Cold Ramen, called “hiyashi chuka” in Japanese, is a delicious dish to eat during the hotter months. It’s a very refreshing meal to eat especially with the sesame dressing that makes the whole dish so much tastier. You can top the noodles with egg, cucumber, ham, and crab meat or even chicken. This is a tasty and filling salad to take for lunch or eat for dinner and much easier to eat than regular ramen because you don’t have to worry about any soup spilling everywhere.
The weather in Australia is currently a bit haywire, it can go from hot to cold in the space of an hour; I was freezing cold a few minutes ago and wearing two jumpers and now it’s suddenly warm. So this dish may be better for people on the other side of the hemisphere who are heading into summer because it’s a very refreshing salad to eat on a hot day.
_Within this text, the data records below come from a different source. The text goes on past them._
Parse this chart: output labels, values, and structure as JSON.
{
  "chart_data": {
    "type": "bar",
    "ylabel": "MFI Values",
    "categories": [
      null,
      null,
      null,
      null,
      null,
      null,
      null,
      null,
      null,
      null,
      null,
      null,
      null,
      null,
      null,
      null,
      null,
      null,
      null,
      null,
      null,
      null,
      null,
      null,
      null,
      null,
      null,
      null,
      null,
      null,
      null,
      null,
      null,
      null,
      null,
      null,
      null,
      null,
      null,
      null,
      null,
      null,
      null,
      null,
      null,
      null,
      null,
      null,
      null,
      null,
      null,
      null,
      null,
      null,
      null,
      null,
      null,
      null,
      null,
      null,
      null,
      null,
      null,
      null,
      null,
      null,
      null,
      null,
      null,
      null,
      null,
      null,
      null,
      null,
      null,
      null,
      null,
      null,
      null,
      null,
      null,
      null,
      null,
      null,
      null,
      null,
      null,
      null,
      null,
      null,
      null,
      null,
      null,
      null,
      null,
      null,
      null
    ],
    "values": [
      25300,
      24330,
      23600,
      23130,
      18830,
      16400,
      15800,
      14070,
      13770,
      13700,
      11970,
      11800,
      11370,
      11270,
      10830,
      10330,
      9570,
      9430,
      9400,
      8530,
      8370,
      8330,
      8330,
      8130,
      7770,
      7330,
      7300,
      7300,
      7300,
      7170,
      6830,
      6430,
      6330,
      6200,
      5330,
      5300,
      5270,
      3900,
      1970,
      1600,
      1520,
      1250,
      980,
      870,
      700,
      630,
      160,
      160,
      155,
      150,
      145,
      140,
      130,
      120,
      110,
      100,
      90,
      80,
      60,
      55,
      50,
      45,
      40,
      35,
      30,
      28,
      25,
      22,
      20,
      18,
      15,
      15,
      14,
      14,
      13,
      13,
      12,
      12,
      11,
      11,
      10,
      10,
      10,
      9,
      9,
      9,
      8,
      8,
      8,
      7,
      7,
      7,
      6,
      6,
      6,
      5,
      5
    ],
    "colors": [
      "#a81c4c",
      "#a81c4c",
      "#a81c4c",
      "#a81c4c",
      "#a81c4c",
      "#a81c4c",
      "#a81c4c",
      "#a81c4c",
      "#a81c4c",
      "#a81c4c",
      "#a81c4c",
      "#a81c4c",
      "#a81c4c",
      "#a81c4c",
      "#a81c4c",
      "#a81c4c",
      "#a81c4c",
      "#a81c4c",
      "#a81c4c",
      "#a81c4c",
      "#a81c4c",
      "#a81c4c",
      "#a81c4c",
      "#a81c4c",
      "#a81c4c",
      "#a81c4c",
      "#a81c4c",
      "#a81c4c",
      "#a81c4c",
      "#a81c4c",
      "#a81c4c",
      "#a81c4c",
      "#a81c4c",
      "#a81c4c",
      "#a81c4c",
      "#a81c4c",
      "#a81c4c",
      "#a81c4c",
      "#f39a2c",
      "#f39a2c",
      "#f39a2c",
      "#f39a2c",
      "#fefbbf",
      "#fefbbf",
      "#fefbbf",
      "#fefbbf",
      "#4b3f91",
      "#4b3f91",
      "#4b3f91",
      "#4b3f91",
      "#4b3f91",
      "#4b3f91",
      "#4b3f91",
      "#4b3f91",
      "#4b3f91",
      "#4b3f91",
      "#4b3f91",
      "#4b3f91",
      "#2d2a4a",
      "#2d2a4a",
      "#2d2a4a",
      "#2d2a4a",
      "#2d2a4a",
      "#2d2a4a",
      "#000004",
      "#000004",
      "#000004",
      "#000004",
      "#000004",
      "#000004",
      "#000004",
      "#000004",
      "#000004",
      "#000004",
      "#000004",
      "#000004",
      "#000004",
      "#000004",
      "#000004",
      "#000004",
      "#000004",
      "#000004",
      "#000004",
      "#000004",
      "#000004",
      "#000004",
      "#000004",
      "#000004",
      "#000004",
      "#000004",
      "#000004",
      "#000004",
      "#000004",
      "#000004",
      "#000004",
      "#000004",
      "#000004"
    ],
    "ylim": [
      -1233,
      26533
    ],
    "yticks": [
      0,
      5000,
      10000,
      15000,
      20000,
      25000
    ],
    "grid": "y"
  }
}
Usually ramen is served in a pork broth but because this ramen is chilled we serve it with a sesame dressing. Sesame dressing goes with anything (to me, anyway). I recently went out to a ramen restaurant in the city and it had this cold ramen with sesame dressing and it was soooooo delicious so I had to recreate it at home. They served the ramen with chopped up chashu bits but I decided to serve it with crab and ham because I thought it would go better with the sesame dressing. It’s up to you though, you can choose what toppings you would like. I hope you enjoy the recipe!
- 2 packets of store bought ramen noodles
- 1/2 cucumber
- 1 to mato
- 50 g ham
- 2 leaves of iceberg lettuce
- 4 crab sticks
- 4 tbs Chinese chicken stock soup
- 2 tbs soy sauce
- 2.5 tbs sugar
- 2 tbs rice wine vinegar
- 1.5 tbs Qi Mahjong or white sesame paste
- 1.5 tbs sesame oil
- Sesame seeds to sprinkle
- To make the sesame dressing put all the ingredients in a small sauce pan over high heat.
- Bring it to boil and simmer for a few minutes or until all ingredients have dissolved.
- Turn the heat off and put it aside to cool down. Refrigerate to chill.
- Slice the tomato thinly, shave the ham, cut the cucumber into thin sticks, and break the crab sticks into bite size pieces with your hands. Set all aside.
- Fry the egg thinly and cut it into thin strips. Set it aside to cool down.
- Cook the noodle as per the packet instructions then allow it cool down.
- Assemble the salad by placing the cooked and chilled noodles on a plate then top with cucumber, tomato, ham lettuce and egg.
- Pour the sesame dressing over the top and sprinkle with sesame seeds.